I wouldn’t go. I’ve been to a hen do once with a stripper (it was a surprise to everyone except the organiser) and honestly it was beyond awful. He was an hour late, obviously off his face, the most incredibly cringey experience I’ve ever had. Several of us were fuming that our money had been spent on it without consultation.

DuckbilledSplatterPuff · 14/04/2026 12:58

Jerseymilkshake · 14/04/2026 11:00

Surely there's a third option of - have an honest conversation with your husband. If he's uncomfortable then go to the rest of the hen do but skip the stripper?
That's what I would do and equally expect any partner to do.

I agree

FeelingALittleWoozyHere · 14/04/2026 13:01

PantaloonMad · 14/04/2026 11:24

If it’s the Magic Mike show, that’s really not the same as attending a strip club where girls are half or fully nude and offering extras in the back. it’s a theatre/dance show. Yes they are scantily clad at times but they are professional dancers, not sex workers.

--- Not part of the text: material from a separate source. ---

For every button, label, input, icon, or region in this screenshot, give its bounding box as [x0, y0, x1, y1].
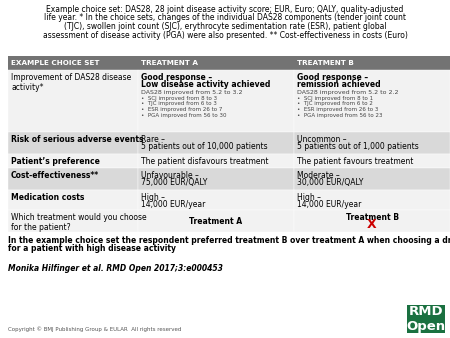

if it’s that big a deal though then like others have said just go for the meal/drinks before and skip that part. It’s not that difficult!

This exactly

There is a big difference between male dancers taking their tops off and women who have been potentially trafficked / forced into stripping or sex work

EdithBond · 14/04/2026 13:02

CheeseWisely · 14/04/2026 12:58

I wouldn’t go. I’ve been to a hen do once with a stripper (it was a surprise to everyone except the organiser) and honestly it was beyond awful. He was an hour late, obviously off his face, the most incredibly cringey experience I’ve ever had. Several of us were fuming that our money had been spent on it without consultation.